Whitman naquit le 31 mai 1819 dans une ferme près de l’actuelle South Huntington, à Long Island, deuxième de neuf enfants. Après deux ans d’apprentissage, Whitman se rendit à New York pour y travailler dans différents ateliers d’imprimerie. C’est en 1835 qu’il revint à Long Island en tant qu’instituteur.

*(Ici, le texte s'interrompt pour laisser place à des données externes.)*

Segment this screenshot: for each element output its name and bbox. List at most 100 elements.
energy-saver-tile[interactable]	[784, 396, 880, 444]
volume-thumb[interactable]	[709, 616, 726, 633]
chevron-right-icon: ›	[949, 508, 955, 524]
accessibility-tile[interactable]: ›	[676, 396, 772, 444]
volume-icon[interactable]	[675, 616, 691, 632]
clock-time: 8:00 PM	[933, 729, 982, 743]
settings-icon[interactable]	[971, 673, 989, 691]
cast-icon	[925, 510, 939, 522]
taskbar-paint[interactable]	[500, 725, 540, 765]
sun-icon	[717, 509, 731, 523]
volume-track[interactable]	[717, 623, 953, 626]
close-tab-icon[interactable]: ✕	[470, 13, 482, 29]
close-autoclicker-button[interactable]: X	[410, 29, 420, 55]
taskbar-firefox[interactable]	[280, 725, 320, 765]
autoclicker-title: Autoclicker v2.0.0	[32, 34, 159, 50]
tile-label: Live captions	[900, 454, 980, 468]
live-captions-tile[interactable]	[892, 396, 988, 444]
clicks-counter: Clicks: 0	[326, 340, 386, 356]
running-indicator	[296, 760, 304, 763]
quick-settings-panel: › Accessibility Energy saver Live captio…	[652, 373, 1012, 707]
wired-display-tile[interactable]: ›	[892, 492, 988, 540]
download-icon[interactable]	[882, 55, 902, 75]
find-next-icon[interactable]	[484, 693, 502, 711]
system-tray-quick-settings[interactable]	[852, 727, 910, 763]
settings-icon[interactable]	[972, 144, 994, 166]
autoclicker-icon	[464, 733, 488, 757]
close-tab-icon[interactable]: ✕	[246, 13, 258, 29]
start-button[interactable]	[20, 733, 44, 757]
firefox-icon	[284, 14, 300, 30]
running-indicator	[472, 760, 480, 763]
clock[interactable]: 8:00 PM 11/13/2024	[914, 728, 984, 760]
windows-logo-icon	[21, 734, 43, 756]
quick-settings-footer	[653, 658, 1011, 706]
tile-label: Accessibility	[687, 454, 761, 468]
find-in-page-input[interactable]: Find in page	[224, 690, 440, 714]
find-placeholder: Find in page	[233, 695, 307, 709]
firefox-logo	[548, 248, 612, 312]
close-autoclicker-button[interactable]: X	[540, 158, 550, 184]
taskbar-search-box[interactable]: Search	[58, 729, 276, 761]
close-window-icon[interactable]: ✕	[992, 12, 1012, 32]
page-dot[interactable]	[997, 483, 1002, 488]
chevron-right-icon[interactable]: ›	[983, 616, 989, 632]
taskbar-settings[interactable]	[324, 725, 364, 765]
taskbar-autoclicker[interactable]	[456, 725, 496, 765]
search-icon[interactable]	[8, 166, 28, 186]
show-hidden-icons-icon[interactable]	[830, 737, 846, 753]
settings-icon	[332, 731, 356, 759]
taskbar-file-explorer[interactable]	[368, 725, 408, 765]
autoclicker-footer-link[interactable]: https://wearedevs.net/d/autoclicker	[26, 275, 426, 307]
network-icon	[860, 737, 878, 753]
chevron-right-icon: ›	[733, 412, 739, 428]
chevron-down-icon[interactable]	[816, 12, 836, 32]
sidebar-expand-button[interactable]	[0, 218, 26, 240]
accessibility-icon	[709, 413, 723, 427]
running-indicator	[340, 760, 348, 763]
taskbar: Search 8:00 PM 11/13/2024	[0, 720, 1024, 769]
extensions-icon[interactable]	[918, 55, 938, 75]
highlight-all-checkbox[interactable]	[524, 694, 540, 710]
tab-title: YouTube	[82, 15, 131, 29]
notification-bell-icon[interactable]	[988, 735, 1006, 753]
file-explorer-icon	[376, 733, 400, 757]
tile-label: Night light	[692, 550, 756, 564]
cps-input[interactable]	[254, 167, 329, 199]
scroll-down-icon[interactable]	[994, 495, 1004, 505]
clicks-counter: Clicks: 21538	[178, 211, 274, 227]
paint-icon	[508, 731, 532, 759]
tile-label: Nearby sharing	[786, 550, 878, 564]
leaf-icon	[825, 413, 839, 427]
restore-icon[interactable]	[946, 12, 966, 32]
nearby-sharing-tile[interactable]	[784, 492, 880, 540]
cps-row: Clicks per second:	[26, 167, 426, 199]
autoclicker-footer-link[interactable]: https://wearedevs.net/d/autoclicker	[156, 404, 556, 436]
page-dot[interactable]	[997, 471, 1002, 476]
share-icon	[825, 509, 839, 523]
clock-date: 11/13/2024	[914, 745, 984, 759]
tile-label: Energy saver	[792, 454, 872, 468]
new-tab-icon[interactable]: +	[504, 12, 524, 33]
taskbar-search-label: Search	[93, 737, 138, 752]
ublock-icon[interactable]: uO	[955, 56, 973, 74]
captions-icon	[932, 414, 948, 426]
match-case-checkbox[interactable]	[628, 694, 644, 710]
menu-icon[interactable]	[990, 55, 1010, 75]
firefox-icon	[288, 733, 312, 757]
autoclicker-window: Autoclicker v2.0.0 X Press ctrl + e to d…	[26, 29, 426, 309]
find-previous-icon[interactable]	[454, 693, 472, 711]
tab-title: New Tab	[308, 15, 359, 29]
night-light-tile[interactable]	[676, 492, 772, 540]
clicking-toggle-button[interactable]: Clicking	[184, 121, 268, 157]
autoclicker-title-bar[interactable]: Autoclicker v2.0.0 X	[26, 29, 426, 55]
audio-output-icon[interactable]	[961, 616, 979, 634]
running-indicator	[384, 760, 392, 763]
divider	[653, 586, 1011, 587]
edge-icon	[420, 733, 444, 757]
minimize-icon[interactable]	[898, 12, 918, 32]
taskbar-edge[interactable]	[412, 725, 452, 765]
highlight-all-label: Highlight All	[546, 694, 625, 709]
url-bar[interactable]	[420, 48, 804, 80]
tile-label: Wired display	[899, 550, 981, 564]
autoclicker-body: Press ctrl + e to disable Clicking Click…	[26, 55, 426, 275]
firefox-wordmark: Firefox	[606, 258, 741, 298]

Les discours politiques écrits par Whitman attirèrent alors l’feuilles d’herbe : 1855 PDF de la société du Tammany Hall, qui lui confie la rédaction de nombreux journaux, parmi lesquels aucun ne devait jouir d’une longue publication.


En 1855 se publie – dans un pays, qui ne sait pas tout à fait encore lequel il veut devenir – un volume sans origine : dépourvu de nom d’auteur (sans être pour autant anonyme) ; dépourvu de programme de lecture (pamphlet, épopée, programme, essai, fabrique d’un  » pré  » ?) ; dépourvu même d’une langue et d’une rhétorique stables tant il en fauche et en fane et en vanne, il déroule un texte hybride, balancé en deux parties : l’une, évidemment composée en prose, halète en massifs de paragraphes serrés : l’autre, qui n’est pas en prose, bourgeonne par touffes incalculables,. tantôt s’érigeant sur deux lignes grêles, tantôt ondulant au fil d’une succession de pages selon une forme ni vers ni versets, mais participant presque moqueusement des deux, jusqu’à se déployer parfois, au gré de la tentation foisonnante de l’herbier halluciné, en catalogue moins exhaustif que suggestif de l’ampleur de sa tâche : le tout frappé au coin d’une extraordinaire capacité à instituer précisément son insouci d’une origine autre que celle qu’il sème de soi, et étalé en outre, avec une luxuriante insistance, sous le titre incompréhensible et néanmoins délicieux (ainsi en va t’il souvent de la précipitation du poème) de  » Feuilles d’Herbe « . C’est la seconde partie de cet ouvrage fou, affolé, buissonnier, qui est ici traduite pour l’éventuel plaisir et l’adhésion éventuelle de son lecteur – auquel il est demandé d’en devenir, autant que le moissonneur d’un temps comme il sied, plus encore l’indéfinie fenaison : dans son pays seul entend en effet, de toujours et à jamais, croître en brassées sans cesse renouvelées le champ de ces feuilles d’herbe.